Q: But critics of Israel and supporters of BDS are under attack. Do you think the censorship and attacks are the same as in the past? Or is it getting worse?

DK:  It’s getting much worse. The accusation of anti-semitism has been weaponized. Students, teachers, and professors are facing frivolous lawsuits. Students are facing expulsions. Faculty are facing job loss. Both are facing arrests and deportations for opposing genocide because it might hurt the feelings of the killers. Zionist students and outside advocates of genocide claim to feel unsafe because of demonstrations against Israel’s genocide. And they call human rights activists “anti-semitic”.  Even the Jewish activists. And so it’s much more intense now than in the past. They were just sort of getting warmed up on people like me, and now they’ve really sharpened their knives.

Q:  Do you have any strategy suggestions for campus activists who oppose the genocide happening in Gaza?

DK: Yes. I think we would do well to be less defensive and go on the offense. Pleading academic freedom and denying that we’re anti-semites is not really going very far. I think we need to move in the direction of accusing the accusers. Israeli soldiers are intentionally killing babies and children, shooting boys in their testicles, torturing doctors to death, and more broadly, carrying out the extermination of the entire Palestinian people. These are the worst of the worst. And we need to point to them, not just defend ourselves from their empty accusations.

By defining opposition to genocide as antisemitic, they’ve turned antisemitism into a virtue. Hitler could have only dreamed of this kind of linguistic transformation. And in this sense, the Zionists are the biggest antisemites on the planet. They’re the worst of humanity. So I think that the least vulnerable among us should take the lead, especially US-born tenured professors.

And we should focus on where the real power is.  For K-12 schools, it is the school boards.
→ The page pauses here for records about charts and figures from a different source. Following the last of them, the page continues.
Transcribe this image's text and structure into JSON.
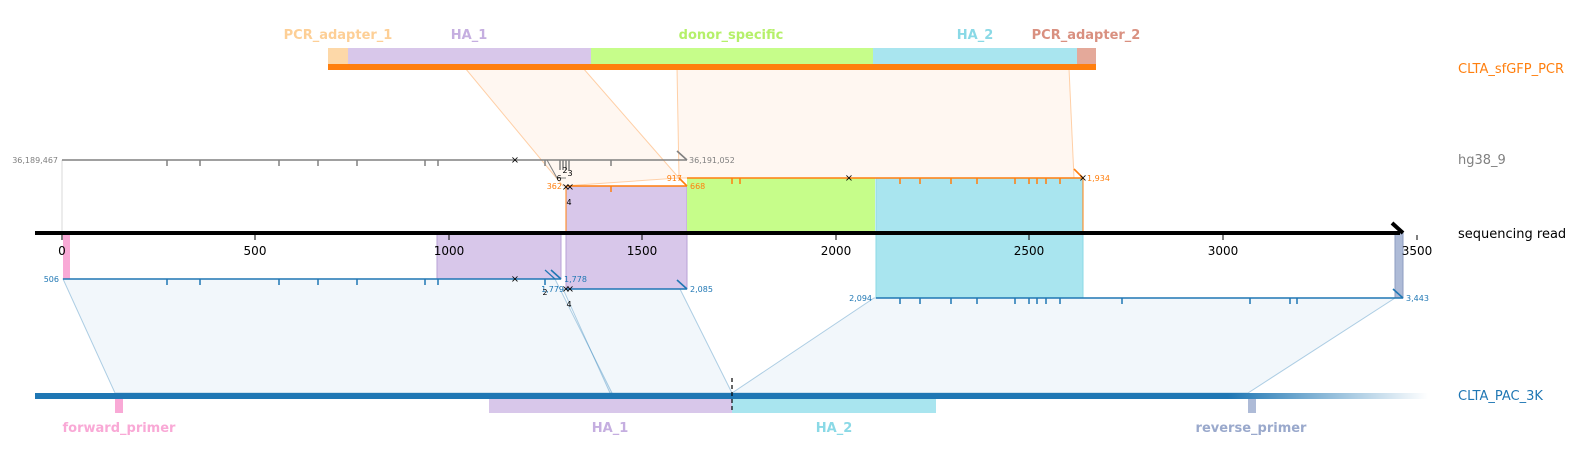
{
  "colors": {
    "pcr_track": "#ff7f0e",
    "ref_track": "#808080",
    "read_track": "#000000",
    "target_track": "#1f77b4",
    "pcr_adapter_1": "#fdd8a8",
    "ha_1": "#d8c7ea",
    "donor_specific": "#c6fd8a",
    "ha_2": "#a9e5ef",
    "pcr_adapter_2": "#e4a99a",
    "forward_primer": "#f9a9d6",
    "reverse_primer": "#aebbd7"
  },
  "top_features": {
    "pcr_adapter_1": "PCR_adapter_1",
    "ha_1": "HA_1",
    "donor_specific": "donor_specific",
    "ha_2": "HA_2",
    "pcr_adapter_2": "PCR_adapter_2"
  },
  "bottom_features": {
    "forward_primer": "forward_primer",
    "ha_1": "HA_1",
    "ha_2": "HA_2",
    "reverse_primer": "reverse_primer"
  },
  "tracks": {
    "pcr": "CLTA_sfGFP_PCR",
    "ref": "hg38_9",
    "read": "sequencing read",
    "target": "CLTA_PAC_3K"
  },
  "axis": {
    "ticks": [
      "0",
      "500",
      "1000",
      "1500",
      "2000",
      "2500",
      "3000",
      "3500"
    ]
  },
  "coords": {
    "ref_start": "36,189,467",
    "ref_end": "36,191,052",
    "donor_a_start": "362",
    "donor_a_end": "668",
    "donor_b_start": "917",
    "donor_b_end": "1,934",
    "tgt_a_start": "506",
    "tgt_a_end": "1,778",
    "tgt_b_start": "1,779",
    "tgt_b_end": "2,085",
    "tgt_c_start": "2,094",
    "tgt_c_end": "3,443"
  },
  "small_labels": {
    "ref_6": "6",
    "ref_3": "3",
    "ref_2": "2",
    "donor_4": "4",
    "tgt_2": "2",
    "tgt_4": "4"
  }
}
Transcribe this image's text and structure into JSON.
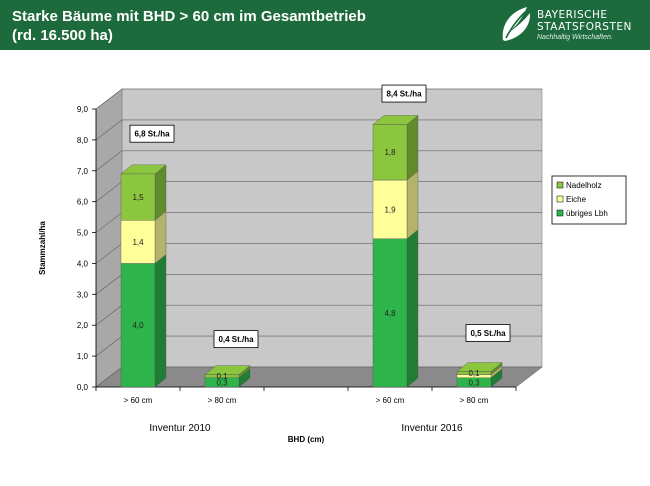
{
  "header": {
    "title_line1": "Starke Bäume mit BHD > 60 cm im Gesamtbetrieb",
    "title_line2": "(rd. 16.500 ha)",
    "logo_line1": "BAYERISCHE",
    "logo_line2": "STAATSFORSTEN",
    "logo_tagline": "Nachhaltig Wirtschaften."
  },
  "colors": {
    "header_bg": "#1d6b3d",
    "uebriges_lbh": "#2db44a",
    "eiche": "#ffff99",
    "nadelholz": "#8cc63f"
  },
  "chart_data": {
    "type": "bar",
    "stacked": true,
    "three_d": true,
    "categories": [
      "> 60 cm",
      "> 80 cm",
      "> 60 cm",
      "> 80 cm"
    ],
    "groups": [
      {
        "label": "Inventur 2010",
        "categories": [
          0,
          1
        ]
      },
      {
        "label": "Inventur 2016",
        "categories": [
          2,
          3
        ]
      }
    ],
    "series": [
      {
        "name": "übriges Lbh",
        "values": [
          4.0,
          0.3,
          4.8,
          0.3
        ],
        "labels": [
          "4,0",
          "0,3",
          "4,8",
          "0,3"
        ]
      },
      {
        "name": "Eiche",
        "values": [
          1.4,
          0.0,
          1.9,
          0.1
        ],
        "labels": [
          "1,4",
          "",
          "1,9",
          ""
        ]
      },
      {
        "name": "Nadelholz",
        "values": [
          1.5,
          0.1,
          1.8,
          0.1
        ],
        "labels": [
          "1,5",
          "0,1",
          "1,8",
          "0,1"
        ]
      }
    ],
    "totals_labels": [
      "6,8 St./ha",
      "0,4 St./ha",
      "8,4 St./ha",
      "0,5 St./ha"
    ],
    "ylabel": "Stammzahl/ha",
    "xlabel": "BHD (cm)",
    "ylim": [
      0,
      9
    ],
    "yticks": [
      "0,0",
      "1,0",
      "2,0",
      "3,0",
      "4,0",
      "5,0",
      "6,0",
      "7,0",
      "8,0",
      "9,0"
    ],
    "grid": true,
    "legend_position": "right",
    "legend_entries": [
      "Nadelholz",
      "Eiche",
      "übriges Lbh"
    ]
  }
}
But for almost all colleges and universities in the United States, whether they’re public or private, the board of trustees is the institution’s highest decision-making or governance body.
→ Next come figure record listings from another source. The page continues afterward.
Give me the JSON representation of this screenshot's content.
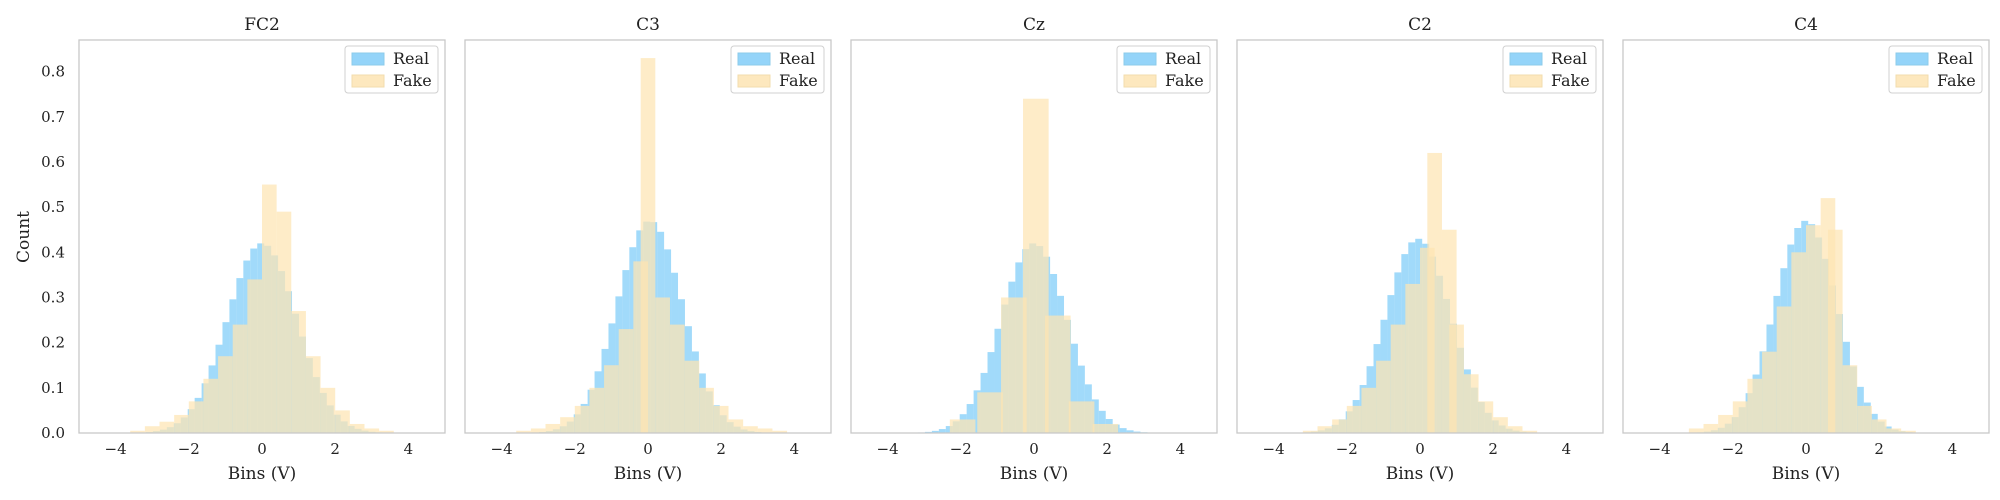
{
  "colors": {
    "real": "#81cdf8",
    "fake": "#fde4b3",
    "frame": "#c8c8c8"
  },
  "chart_data": {
    "type": "histogram",
    "ylabel": "Count",
    "xlabel": "Bins (V)",
    "xlim": [
      -5,
      5
    ],
    "ylim": [
      0,
      0.87
    ],
    "xticks": [
      -4,
      -2,
      0,
      2,
      4
    ],
    "yticks": [
      0.0,
      0.1,
      0.2,
      0.3,
      0.4,
      0.5,
      0.6,
      0.7,
      0.8
    ],
    "ytick_labels": [
      "0.0",
      "0.1",
      "0.2",
      "0.3",
      "0.4",
      "0.5",
      "0.6",
      "0.7",
      "0.8"
    ],
    "legend_position": "upper right",
    "grid": false,
    "panels": [
      {
        "title": "FC2",
        "xlabel": "Bins (V)",
        "series": [
          {
            "name": "Real",
            "sigma": 0.95,
            "peak": 0.42,
            "center": 0.0,
            "bin": 0.19,
            "range": [
              -4.5,
              4.5
            ]
          },
          {
            "name": "Fake",
            "bin_width": 0.4,
            "bins": [
              [
                -4.4,
                0.0
              ],
              [
                -3.6,
                0.005
              ],
              [
                -3.2,
                0.015
              ],
              [
                -2.8,
                0.025
              ],
              [
                -2.4,
                0.04
              ],
              [
                -2.0,
                0.07
              ],
              [
                -1.6,
                0.12
              ],
              [
                -1.2,
                0.17
              ],
              [
                -0.8,
                0.24
              ],
              [
                -0.4,
                0.34
              ],
              [
                0.0,
                0.55
              ],
              [
                0.4,
                0.49
              ],
              [
                0.8,
                0.27
              ],
              [
                1.2,
                0.17
              ],
              [
                1.6,
                0.1
              ],
              [
                2.0,
                0.05
              ],
              [
                2.4,
                0.02
              ],
              [
                2.8,
                0.01
              ],
              [
                3.2,
                0.005
              ],
              [
                3.6,
                0.0
              ]
            ]
          }
        ]
      },
      {
        "title": "C3",
        "xlabel": "Bins (V)",
        "series": [
          {
            "name": "Real",
            "sigma": 0.9,
            "peak": 0.47,
            "center": 0.05,
            "bin": 0.19,
            "range": [
              -4.5,
              4.5
            ]
          },
          {
            "name": "Fake",
            "bin_width": 0.4,
            "bins": [
              [
                -4.0,
                0.0
              ],
              [
                -3.6,
                0.005
              ],
              [
                -3.2,
                0.01
              ],
              [
                -2.8,
                0.02
              ],
              [
                -2.4,
                0.035
              ],
              [
                -2.0,
                0.06
              ],
              [
                -1.6,
                0.1
              ],
              [
                -1.2,
                0.15
              ],
              [
                -0.8,
                0.23
              ],
              [
                -0.4,
                0.38
              ],
              [
                -0.2,
                0.83
              ],
              [
                0.2,
                0.3
              ],
              [
                0.6,
                0.24
              ],
              [
                1.0,
                0.16
              ],
              [
                1.4,
                0.1
              ],
              [
                1.8,
                0.06
              ],
              [
                2.2,
                0.03
              ],
              [
                2.6,
                0.015
              ],
              [
                3.0,
                0.01
              ],
              [
                3.4,
                0.005
              ],
              [
                3.8,
                0.0
              ]
            ]
          }
        ]
      },
      {
        "title": "Cz",
        "xlabel": "Bins (V)",
        "series": [
          {
            "name": "Real",
            "sigma": 0.9,
            "peak": 0.42,
            "center": 0.0,
            "bin": 0.19,
            "range": [
              -4.5,
              4.5
            ]
          },
          {
            "name": "Fake",
            "bin_width": 0.7,
            "bins": [
              [
                -2.95,
                0.0
              ],
              [
                -2.3,
                0.03
              ],
              [
                -1.55,
                0.09
              ],
              [
                -0.9,
                0.3
              ],
              [
                -0.3,
                0.74
              ],
              [
                0.3,
                0.26
              ],
              [
                0.95,
                0.07
              ],
              [
                1.6,
                0.02
              ],
              [
                2.2,
                0.0
              ]
            ]
          }
        ]
      },
      {
        "title": "C2",
        "xlabel": "Bins (V)",
        "series": [
          {
            "name": "Real",
            "sigma": 0.9,
            "peak": 0.43,
            "center": -0.05,
            "bin": 0.19,
            "range": [
              -4.5,
              4.5
            ]
          },
          {
            "name": "Fake",
            "bin_width": 0.4,
            "bins": [
              [
                -4.0,
                0.0
              ],
              [
                -3.2,
                0.005
              ],
              [
                -2.8,
                0.015
              ],
              [
                -2.4,
                0.03
              ],
              [
                -2.0,
                0.06
              ],
              [
                -1.6,
                0.1
              ],
              [
                -1.2,
                0.16
              ],
              [
                -0.8,
                0.24
              ],
              [
                -0.4,
                0.33
              ],
              [
                0.0,
                0.41
              ],
              [
                0.2,
                0.62
              ],
              [
                0.6,
                0.45
              ],
              [
                0.8,
                0.24
              ],
              [
                1.2,
                0.13
              ],
              [
                1.6,
                0.07
              ],
              [
                2.0,
                0.035
              ],
              [
                2.4,
                0.015
              ],
              [
                2.8,
                0.005
              ],
              [
                3.2,
                0.0
              ]
            ]
          }
        ]
      },
      {
        "title": "C4",
        "xlabel": "Bins (V)",
        "series": [
          {
            "name": "Real",
            "sigma": 0.85,
            "peak": 0.47,
            "center": 0.0,
            "bin": 0.19,
            "range": [
              -4.5,
              4.5
            ]
          },
          {
            "name": "Fake",
            "bin_width": 0.4,
            "bins": [
              [
                -3.6,
                0.0
              ],
              [
                -3.2,
                0.01
              ],
              [
                -2.8,
                0.02
              ],
              [
                -2.4,
                0.04
              ],
              [
                -2.0,
                0.07
              ],
              [
                -1.6,
                0.12
              ],
              [
                -1.2,
                0.18
              ],
              [
                -0.8,
                0.28
              ],
              [
                -0.4,
                0.4
              ],
              [
                0.0,
                0.46
              ],
              [
                0.4,
                0.52
              ],
              [
                0.6,
                0.45
              ],
              [
                1.0,
                0.15
              ],
              [
                1.4,
                0.06
              ],
              [
                1.8,
                0.03
              ],
              [
                2.2,
                0.01
              ],
              [
                2.6,
                0.005
              ],
              [
                3.0,
                0.0
              ]
            ]
          }
        ]
      }
    ]
  }
}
Members of the board are typically very rich. They have a lot of political power within the country, not just in universities. To give one example, Miriam Adelson is on the USC Board of Trustees. Miriam Adelson was married to the late Sheldon Adelson. He was a very rich billionaire. Both of them are rich billionaires. And Miriam Adelson’s Foundation contributes $200 million each year to Israel. And she was one of the biggest Trump donors as well. So, there are a lot of university trustees like that. They come from weapons manufacturers, the oil and gas industry, and other major corporations. And they’re overwhelmingly Zionist.
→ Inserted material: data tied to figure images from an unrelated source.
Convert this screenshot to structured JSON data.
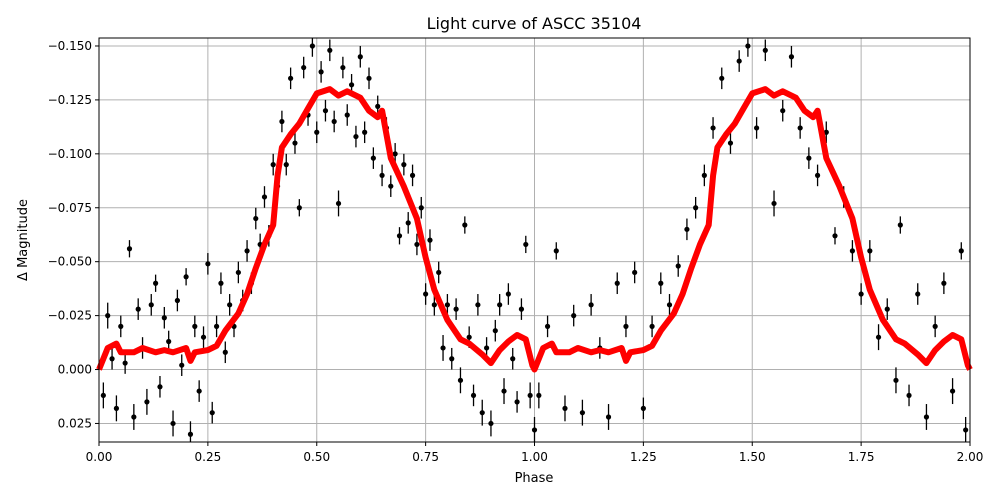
{
  "chart_data": {
    "type": "scatter",
    "title": "Light curve of ASCC 35104",
    "xlabel": "Phase",
    "ylabel": "Δ Magnitude",
    "xlim": [
      0.0,
      2.0
    ],
    "ylim": [
      0.0336,
      -0.1537
    ],
    "y_inverted": true,
    "grid": true,
    "xticks": [
      0.0,
      0.25,
      0.5,
      0.75,
      1.0,
      1.25,
      1.5,
      1.75,
      2.0
    ],
    "xtick_labels": [
      "0.00",
      "0.25",
      "0.50",
      "0.75",
      "1.00",
      "1.25",
      "1.50",
      "1.75",
      "2.00"
    ],
    "yticks": [
      -0.15,
      -0.125,
      -0.1,
      -0.075,
      -0.05,
      -0.025,
      0.0,
      0.025
    ],
    "ytick_labels": [
      "−0.150",
      "−0.125",
      "−0.100",
      "−0.075",
      "−0.050",
      "−0.025",
      "0.000",
      "0.025"
    ],
    "colors": {
      "observations": "#000000",
      "model": "#ff0000",
      "grid": "#b0b0b0"
    },
    "model_curve": {
      "phase": [
        0.0,
        0.02,
        0.04,
        0.05,
        0.08,
        0.1,
        0.13,
        0.15,
        0.17,
        0.2,
        0.21,
        0.22,
        0.25,
        0.27,
        0.29,
        0.32,
        0.34,
        0.36,
        0.38,
        0.4,
        0.41,
        0.42,
        0.44,
        0.46,
        0.48,
        0.5,
        0.53,
        0.55,
        0.57,
        0.6,
        0.62,
        0.64,
        0.65,
        0.67,
        0.7,
        0.73,
        0.75,
        0.77,
        0.8,
        0.83,
        0.85,
        0.88,
        0.9,
        0.92,
        0.94,
        0.96,
        0.98,
        0.995,
        1.0
      ],
      "mag": [
        0.0,
        -0.01,
        -0.012,
        -0.008,
        -0.008,
        -0.01,
        -0.008,
        -0.009,
        -0.008,
        -0.01,
        -0.004,
        -0.008,
        -0.009,
        -0.011,
        -0.018,
        -0.026,
        -0.035,
        -0.047,
        -0.058,
        -0.067,
        -0.09,
        -0.103,
        -0.109,
        -0.114,
        -0.121,
        -0.128,
        -0.13,
        -0.127,
        -0.129,
        -0.126,
        -0.12,
        -0.117,
        -0.12,
        -0.098,
        -0.085,
        -0.07,
        -0.052,
        -0.037,
        -0.023,
        -0.014,
        -0.012,
        -0.007,
        -0.003,
        -0.009,
        -0.013,
        -0.016,
        -0.014,
        -0.002,
        0.0
      ],
      "repeats_every_phase": 1.0
    },
    "observations": [
      [
        0.01,
        0.012,
        0.006
      ],
      [
        0.02,
        -0.025,
        0.006
      ],
      [
        0.03,
        -0.005,
        0.005
      ],
      [
        0.04,
        0.018,
        0.006
      ],
      [
        0.05,
        -0.02,
        0.005
      ],
      [
        0.06,
        -0.003,
        0.005
      ],
      [
        0.07,
        -0.056,
        0.004
      ],
      [
        0.08,
        0.022,
        0.006
      ],
      [
        0.09,
        -0.028,
        0.005
      ],
      [
        0.1,
        -0.01,
        0.005
      ],
      [
        0.11,
        0.015,
        0.006
      ],
      [
        0.12,
        -0.03,
        0.005
      ],
      [
        0.13,
        -0.04,
        0.004
      ],
      [
        0.14,
        0.008,
        0.005
      ],
      [
        0.15,
        -0.024,
        0.005
      ],
      [
        0.16,
        -0.013,
        0.005
      ],
      [
        0.17,
        0.025,
        0.006
      ],
      [
        0.18,
        -0.032,
        0.005
      ],
      [
        0.19,
        -0.002,
        0.005
      ],
      [
        0.2,
        -0.043,
        0.004
      ],
      [
        0.21,
        0.03,
        0.006
      ],
      [
        0.22,
        -0.02,
        0.005
      ],
      [
        0.23,
        0.01,
        0.005
      ],
      [
        0.24,
        -0.015,
        0.005
      ],
      [
        0.25,
        -0.049,
        0.005
      ],
      [
        0.26,
        0.02,
        0.005
      ],
      [
        0.27,
        -0.02,
        0.005
      ],
      [
        0.28,
        -0.04,
        0.005
      ],
      [
        0.29,
        -0.008,
        0.005
      ],
      [
        0.3,
        -0.03,
        0.005
      ],
      [
        0.31,
        -0.02,
        0.005
      ],
      [
        0.32,
        -0.045,
        0.005
      ],
      [
        0.33,
        -0.032,
        0.005
      ],
      [
        0.34,
        -0.055,
        0.005
      ],
      [
        0.35,
        -0.04,
        0.005
      ],
      [
        0.36,
        -0.07,
        0.005
      ],
      [
        0.37,
        -0.058,
        0.005
      ],
      [
        0.38,
        -0.08,
        0.005
      ],
      [
        0.39,
        -0.062,
        0.005
      ],
      [
        0.4,
        -0.095,
        0.005
      ],
      [
        0.41,
        -0.085,
        0.005
      ],
      [
        0.42,
        -0.115,
        0.005
      ],
      [
        0.43,
        -0.095,
        0.005
      ],
      [
        0.44,
        -0.135,
        0.005
      ],
      [
        0.45,
        -0.105,
        0.005
      ],
      [
        0.46,
        -0.075,
        0.004
      ],
      [
        0.47,
        -0.14,
        0.005
      ],
      [
        0.48,
        -0.118,
        0.005
      ],
      [
        0.49,
        -0.15,
        0.005
      ],
      [
        0.5,
        -0.11,
        0.005
      ],
      [
        0.51,
        -0.138,
        0.005
      ],
      [
        0.52,
        -0.12,
        0.005
      ],
      [
        0.53,
        -0.148,
        0.005
      ],
      [
        0.54,
        -0.115,
        0.005
      ],
      [
        0.55,
        -0.077,
        0.006
      ],
      [
        0.56,
        -0.14,
        0.005
      ],
      [
        0.57,
        -0.118,
        0.005
      ],
      [
        0.58,
        -0.132,
        0.005
      ],
      [
        0.59,
        -0.108,
        0.005
      ],
      [
        0.6,
        -0.145,
        0.005
      ],
      [
        0.61,
        -0.11,
        0.005
      ],
      [
        0.62,
        -0.135,
        0.005
      ],
      [
        0.63,
        -0.098,
        0.005
      ],
      [
        0.64,
        -0.122,
        0.005
      ],
      [
        0.65,
        -0.09,
        0.005
      ],
      [
        0.66,
        -0.112,
        0.005
      ],
      [
        0.67,
        -0.085,
        0.005
      ],
      [
        0.68,
        -0.1,
        0.005
      ],
      [
        0.69,
        -0.062,
        0.004
      ],
      [
        0.7,
        -0.095,
        0.005
      ],
      [
        0.71,
        -0.068,
        0.005
      ],
      [
        0.72,
        -0.09,
        0.005
      ],
      [
        0.73,
        -0.058,
        0.005
      ],
      [
        0.74,
        -0.075,
        0.005
      ],
      [
        0.75,
        -0.035,
        0.005
      ],
      [
        0.76,
        -0.06,
        0.005
      ],
      [
        0.77,
        -0.03,
        0.005
      ],
      [
        0.78,
        -0.045,
        0.005
      ],
      [
        0.79,
        -0.01,
        0.006
      ],
      [
        0.8,
        -0.03,
        0.005
      ],
      [
        0.81,
        -0.005,
        0.005
      ],
      [
        0.82,
        -0.028,
        0.005
      ],
      [
        0.83,
        0.005,
        0.006
      ],
      [
        0.84,
        -0.067,
        0.004
      ],
      [
        0.85,
        -0.015,
        0.005
      ],
      [
        0.86,
        0.012,
        0.005
      ],
      [
        0.87,
        -0.03,
        0.005
      ],
      [
        0.88,
        0.02,
        0.006
      ],
      [
        0.89,
        -0.01,
        0.005
      ],
      [
        0.9,
        0.025,
        0.006
      ],
      [
        0.91,
        -0.018,
        0.005
      ],
      [
        0.92,
        -0.03,
        0.005
      ],
      [
        0.93,
        0.01,
        0.006
      ],
      [
        0.94,
        -0.035,
        0.005
      ],
      [
        0.95,
        -0.005,
        0.005
      ],
      [
        0.96,
        0.015,
        0.005
      ],
      [
        0.97,
        -0.028,
        0.005
      ],
      [
        0.98,
        -0.058,
        0.004
      ],
      [
        0.99,
        0.012,
        0.006
      ],
      [
        1.0,
        0.028,
        0.006
      ],
      [
        1.01,
        0.012,
        0.006
      ],
      [
        1.03,
        -0.02,
        0.005
      ],
      [
        1.05,
        -0.055,
        0.004
      ],
      [
        1.07,
        0.018,
        0.006
      ],
      [
        1.09,
        -0.025,
        0.005
      ],
      [
        1.11,
        0.02,
        0.006
      ],
      [
        1.13,
        -0.03,
        0.005
      ],
      [
        1.15,
        -0.01,
        0.005
      ],
      [
        1.17,
        0.022,
        0.006
      ],
      [
        1.19,
        -0.04,
        0.005
      ],
      [
        1.21,
        -0.02,
        0.005
      ],
      [
        1.23,
        -0.045,
        0.005
      ],
      [
        1.25,
        0.018,
        0.005
      ],
      [
        1.27,
        -0.02,
        0.005
      ],
      [
        1.29,
        -0.04,
        0.005
      ],
      [
        1.31,
        -0.03,
        0.005
      ],
      [
        1.33,
        -0.048,
        0.005
      ],
      [
        1.35,
        -0.065,
        0.005
      ],
      [
        1.37,
        -0.075,
        0.005
      ],
      [
        1.39,
        -0.09,
        0.005
      ],
      [
        1.41,
        -0.112,
        0.005
      ],
      [
        1.43,
        -0.135,
        0.005
      ],
      [
        1.45,
        -0.105,
        0.005
      ],
      [
        1.47,
        -0.143,
        0.005
      ],
      [
        1.49,
        -0.15,
        0.005
      ],
      [
        1.51,
        -0.112,
        0.005
      ],
      [
        1.53,
        -0.148,
        0.005
      ],
      [
        1.55,
        -0.077,
        0.006
      ],
      [
        1.57,
        -0.12,
        0.005
      ],
      [
        1.59,
        -0.145,
        0.005
      ],
      [
        1.61,
        -0.112,
        0.005
      ],
      [
        1.63,
        -0.098,
        0.005
      ],
      [
        1.65,
        -0.09,
        0.005
      ],
      [
        1.67,
        -0.11,
        0.005
      ],
      [
        1.69,
        -0.062,
        0.004
      ],
      [
        1.71,
        -0.08,
        0.005
      ],
      [
        1.73,
        -0.055,
        0.005
      ],
      [
        1.75,
        -0.035,
        0.005
      ],
      [
        1.77,
        -0.055,
        0.005
      ],
      [
        1.79,
        -0.015,
        0.006
      ],
      [
        1.81,
        -0.028,
        0.005
      ],
      [
        1.83,
        0.005,
        0.006
      ],
      [
        1.84,
        -0.067,
        0.004
      ],
      [
        1.86,
        0.012,
        0.005
      ],
      [
        1.88,
        -0.035,
        0.005
      ],
      [
        1.9,
        0.022,
        0.006
      ],
      [
        1.92,
        -0.02,
        0.005
      ],
      [
        1.94,
        -0.04,
        0.005
      ],
      [
        1.96,
        0.01,
        0.006
      ],
      [
        1.98,
        -0.055,
        0.004
      ],
      [
        1.99,
        0.028,
        0.006
      ]
    ]
  }
}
University presidents, who appear to be in charge of their campuses, serve at the pleasure of the boards and can be hired and fired at the whim of these boards of trustees. So the boards of trustees are the real power at universities. They are behind the persecution of opponents of genocide. The college presidents who do cave in to the Zionist censors should face no-confidence votes from their faculty senate on campus. But, there really hasn’t been enough focus on the boards of trustees. And I think that’s the next step. There are a number of people who are coming to the same conclusion on campuses and universities.

A lot of research would be involved to find out who these people are, what their background is, expose them to the public, and show what they’re doing, and try to get them kicked out. Replace them with decent human beings. It’s like you’re either for genocide or against it. If you don’t care, that doesn’t say much good about you. So being anti genocide is the minimal criterion for human decency. After all, if they’re going after and attacking people who are trying to stop a genocide, that makes them horrible human beings, and they shouldn’t be in charge of anything.

Q: Do you have any final comments?

DK: I think the importance of the Palestinians’ fight for survival can hardly be overstated. Their struggle is not only for themselves, but it’s at the forefront of a worldwide struggle against global fascism. And that includes the climate catastrophe, because global fascism can only accelerate planetary suicide.

David Klein is Professor Emeritus of Mathematics at California State University, Northridge (CSUN).